The financial crisis has become a tsunami that threatens to upend traditional assumptions and significantly alter dynamics ranging from trade to national security. The effects of the crisis on the U.S.-Republic of Korea (ROK) alliance could radically change the environment facing both nations as well as the relative importance of a relationship which has already faced significant adjustments following the Cold War and 9/11. Yet, both nations’ destinies are being reshaped by important factors—ranging from the financial crisis to the risk of proliferation by North Korea—that point to the need for a deepened and elevated alliance. These and other factors will place the U.S.- ROK relationship at the nexus of more critical global issues than at any point in decades. An important factor transforming the alliance was on bold display in London as the presidents of South Korea and the United States joined over twenty national leaders to tackle the economic crisis that has become the world’s top priority. This crisis and the G20 process are poised to further elevate the alliance’s importance as we head toward 2010.
Although questions remain about the timing and future of the G20 following the London Conference and its plan for a second meeting in 2009, South Korea is scheduled to chair the G20 in 2010. Korea’s chairmanship marks both a critical opportunity and challenge, and may be an action-forcing event placing critical outstanding issues—such as the passage of the Korea-U.S. FTA (KORUS)—on an accelerated timeline while dramatically increasing the costs of inaction. While the global economic storm has battered U.S. and South Korean economies, in less than twelve months it is poised to put these nations at the center of the world stage in a way not seen since the Korean War. Relatively unknown to the public only months ago, the G20 group was thrust from obscurity to the forefront of world affairs last November when President Bush and European leaders decided to convene its first ever leaders’ meeting and charged the G20 with resolving a once-in-a-generation crisis that risks devolving into a second Great Depression. The London Summit further cemented the G20’s central role. Yet, aside from significant actions to increase resources for the International Monetary Fund (IMF) and trade financing, it was clear that key issues at the heart of the crisis ranging from stimulus coordination to resolving bad bank assets require further action. While further G20 action will affect every nation, perhaps no two nations will have more at stake in the 2010 G20 than the United States and South Korea.
President Lee Myung-bak has called for a “Global” Korea, but he likely never imagined that the ROK would be taking center stage to deal with the world’s top economic challenge just over a year into his presidency. As South Korea prepares to chair the 2010 G20 Summit, it will be a matter of unprecedented international prestige and high stakes. South Korea, a nation that has never been part of the elite G8 club, could lead potentially the most important G8-style meeting in history. Success or failure could have lasting ramifications for both President Lee’s political future and the future role of South Korea on the world stage. It will be responsible not only for its own national ambitions, but for those of other rising nations. South Korea’s G20 chairmanship would mark the first time that a rising nation will chair a G8-level meeting; it could be the last time if a G20 failure in 2010 leads to a re-empowerment of the G8 process.

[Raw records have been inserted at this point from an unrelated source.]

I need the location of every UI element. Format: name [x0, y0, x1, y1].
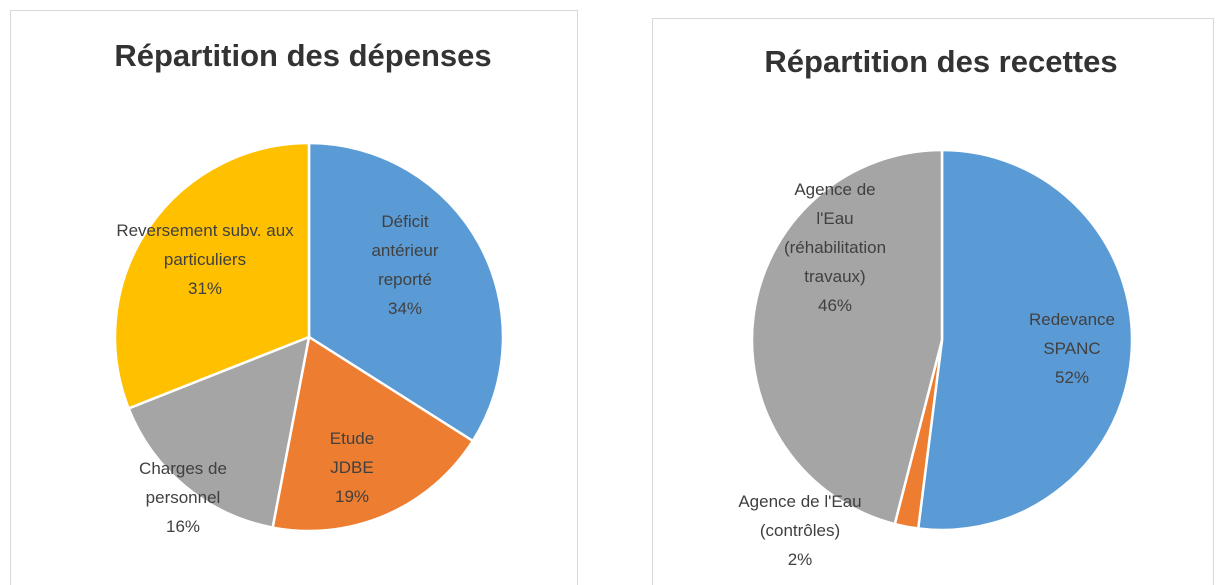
category-label: Agence de l'Eau (contrôles) [738, 492, 862, 540]
category-label: Déficit antérieur reporté [371, 212, 439, 289]
slice-label: Reversement subv. aux particuliers 31% [98, 216, 313, 303]
category-label: Etude JDBE [329, 429, 375, 477]
pie-slice [113, 141, 311, 411]
value-label: 46% [817, 296, 853, 315]
slice-label: Agence de l'Eau (contrôles) 2% [720, 487, 880, 574]
chart-title: Répartition des recettes [764, 44, 1118, 79]
value-label: 31% [187, 279, 223, 298]
value-label: 16% [165, 517, 201, 536]
pie-slice [127, 335, 311, 530]
category-label: Redevance SPANC [1028, 310, 1115, 358]
slice-label: Redevance SPANC 52% [1025, 305, 1120, 392]
value-label: 19% [334, 487, 370, 506]
pie-slice [750, 148, 944, 526]
slice-label: Agence de l'Eau (réhabilitation travaux)… [779, 175, 891, 320]
value-label: 52% [1054, 368, 1090, 387]
category-label: Charges de personnel [139, 459, 227, 507]
chart-title: Répartition des dépenses [114, 38, 492, 73]
pie-slice [916, 148, 1134, 532]
slice-label: Etude JDBE 19% [322, 424, 382, 511]
category-label: Reversement subv. aux particuliers [116, 221, 294, 269]
category-label: Agence de l'Eau (réhabilitation travaux) [783, 180, 887, 286]
value-label: 2% [787, 550, 813, 569]
pie-slice [271, 334, 475, 533]
value-label: 34% [387, 299, 423, 318]
slice-label: Déficit antérieur reporté 34% [358, 207, 453, 323]
slice-label: Charges de personnel 16% [126, 454, 241, 541]
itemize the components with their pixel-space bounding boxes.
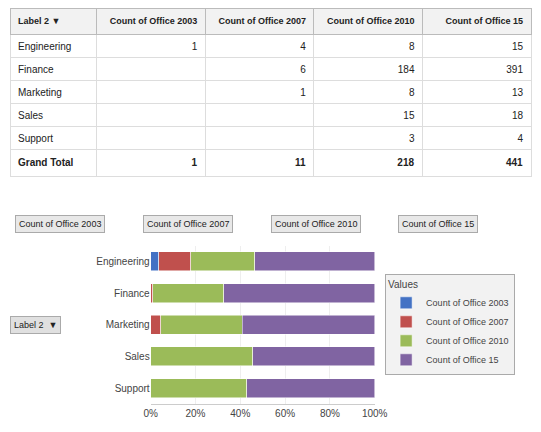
- svg-text:Finance: Finance: [18, 64, 54, 75]
- svg-text:4: 4: [517, 133, 523, 144]
- svg-text:Grand Total: Grand Total: [18, 157, 74, 168]
- svg-text:Sales: Sales: [18, 110, 43, 121]
- svg-text:Support: Support: [115, 383, 150, 394]
- svg-text:Values: Values: [388, 279, 418, 290]
- svg-text:13: 13: [512, 87, 524, 98]
- svg-text:218: 218: [397, 157, 414, 168]
- svg-text:8: 8: [409, 87, 415, 98]
- svg-text:100%: 100%: [362, 408, 388, 419]
- svg-text:1: 1: [192, 41, 198, 52]
- svg-text:3: 3: [409, 133, 415, 144]
- svg-text:4: 4: [300, 41, 306, 52]
- svg-text:Support: Support: [18, 133, 53, 144]
- svg-text:Count of Office 2010: Count of Office 2010: [426, 336, 508, 346]
- svg-text:Count of Office 2010: Count of Office 2010: [275, 219, 357, 229]
- svg-text:Label 2 ▼: Label 2 ▼: [18, 16, 60, 26]
- svg-text:20%: 20%: [185, 408, 205, 419]
- svg-text:8: 8: [409, 41, 415, 52]
- svg-text:60%: 60%: [275, 408, 295, 419]
- svg-text:Count of Office 2007: Count of Office 2007: [147, 219, 229, 229]
- svg-text:Count of Office 2003: Count of Office 2003: [19, 219, 101, 229]
- svg-text:Label 2 ▼: Label 2 ▼: [14, 320, 57, 330]
- svg-text:1: 1: [300, 87, 306, 98]
- svg-text:441: 441: [506, 157, 523, 168]
- svg-text:Count of Office 2007: Count of Office 2007: [426, 317, 508, 327]
- svg-text:Count of Office 2003: Count of Office 2003: [110, 16, 198, 26]
- svg-text:0%: 0%: [143, 408, 158, 419]
- svg-text:Engineering: Engineering: [96, 256, 149, 267]
- svg-text:Count of Office 15: Count of Office 15: [445, 16, 523, 26]
- svg-text:80%: 80%: [320, 408, 340, 419]
- svg-text:Count of Office 15: Count of Office 15: [426, 355, 498, 365]
- svg-text:1: 1: [191, 157, 197, 168]
- svg-text:40%: 40%: [230, 408, 250, 419]
- svg-text:18: 18: [512, 110, 524, 121]
- svg-text:Count of Office 2007: Count of Office 2007: [218, 16, 306, 26]
- svg-text:184: 184: [398, 64, 415, 75]
- svg-text:11: 11: [295, 157, 306, 168]
- svg-text:Marketing: Marketing: [18, 87, 62, 98]
- svg-text:Count of Office 15: Count of Office 15: [402, 219, 474, 229]
- svg-text:6: 6: [300, 64, 306, 75]
- svg-text:Count of Office 2003: Count of Office 2003: [426, 298, 508, 308]
- svg-text:15: 15: [403, 110, 415, 121]
- svg-text:391: 391: [506, 64, 523, 75]
- svg-text:Marketing: Marketing: [106, 319, 150, 330]
- svg-text:15: 15: [512, 41, 524, 52]
- svg-text:Sales: Sales: [125, 351, 150, 362]
- svg-text:Finance: Finance: [114, 288, 150, 299]
- svg-text:Count of Office 2010: Count of Office 2010: [327, 16, 415, 26]
- svg-text:Engineering: Engineering: [18, 41, 71, 52]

Furthermore South Korea, a nation with high trade-dependency caught in the midst of an Asian export slowdown, has a deep stake in G20 efforts to revive the international economic system. It may never have a better opportunity to shape the world agenda. Both its international political and economic future could depend on a successful outcome.
Although the ROK may have the greatest national stake in the 2010 G20 Summit, U.S. success or failure will have the widest global ramifications. The United States is both the target of international blame for the crisis and the country that the world looks to for leadership in resolving the crisis. President Obama’s stake in next year’s G20 meetings may be as high as President Lee’s. Only weeks into his presidency, President Obama faced his first major multilateral test in London and signaled that the G20 will be a central forum for international economic action. European leaders, such as President Sarkozy, Chancellor Merkel, and Prime Minister Brown (who faces elections by 2010) have tied their political futures to bold plans for international regulatory reform that, depending on how they develop, may or may not ultimately prove to match U.S. interests. Presidents Obama and Lee and other leaders faced the ghosts of the London Conference of 1933— where failure to act was cited as leading to further depression and war during the last global turn down and committed to never repeat its failures. As we approach 2010, voters, experts, and markets will be watching to discern whether outstanding differences in areas like stimulus policies and the precise scope of international regulation can be bridged, or whether the bold statements in London were merely empty promises. Now that President Obama has personally declared the meeting to be a turning point and committed to advance the G20 process, he has both a huge policy and political stake in making sure the G20 achieves its goals in the months and years ahead.
With the United States as the world’s largest economy and South Korea scheduled as the 2010 chair and part of the “troika” of nations leading the G20 process, U.S.-ROK collaboration will be critical to G20 success. The high profile and priority given to the London bilateral meeting between Presidents Obama and Lee show how the U.S.-ROK relationship is being elevated by issues such as the financial crisis, North Korea, and most specifically, the G20’s new role. In recent years, many have highlighted the need to transform the U.S.- ROK relationship into a true twenty-first century alliance and advance outstanding issues like the KORUS FTA. The run-up to the 2010 G20 will provide the greatest opportunity yet to turn these goals into reality—while also magnifying the consequences of failing to act. It will be up to leaders in both South Korea and the United States to determine whether this opportunity is seized.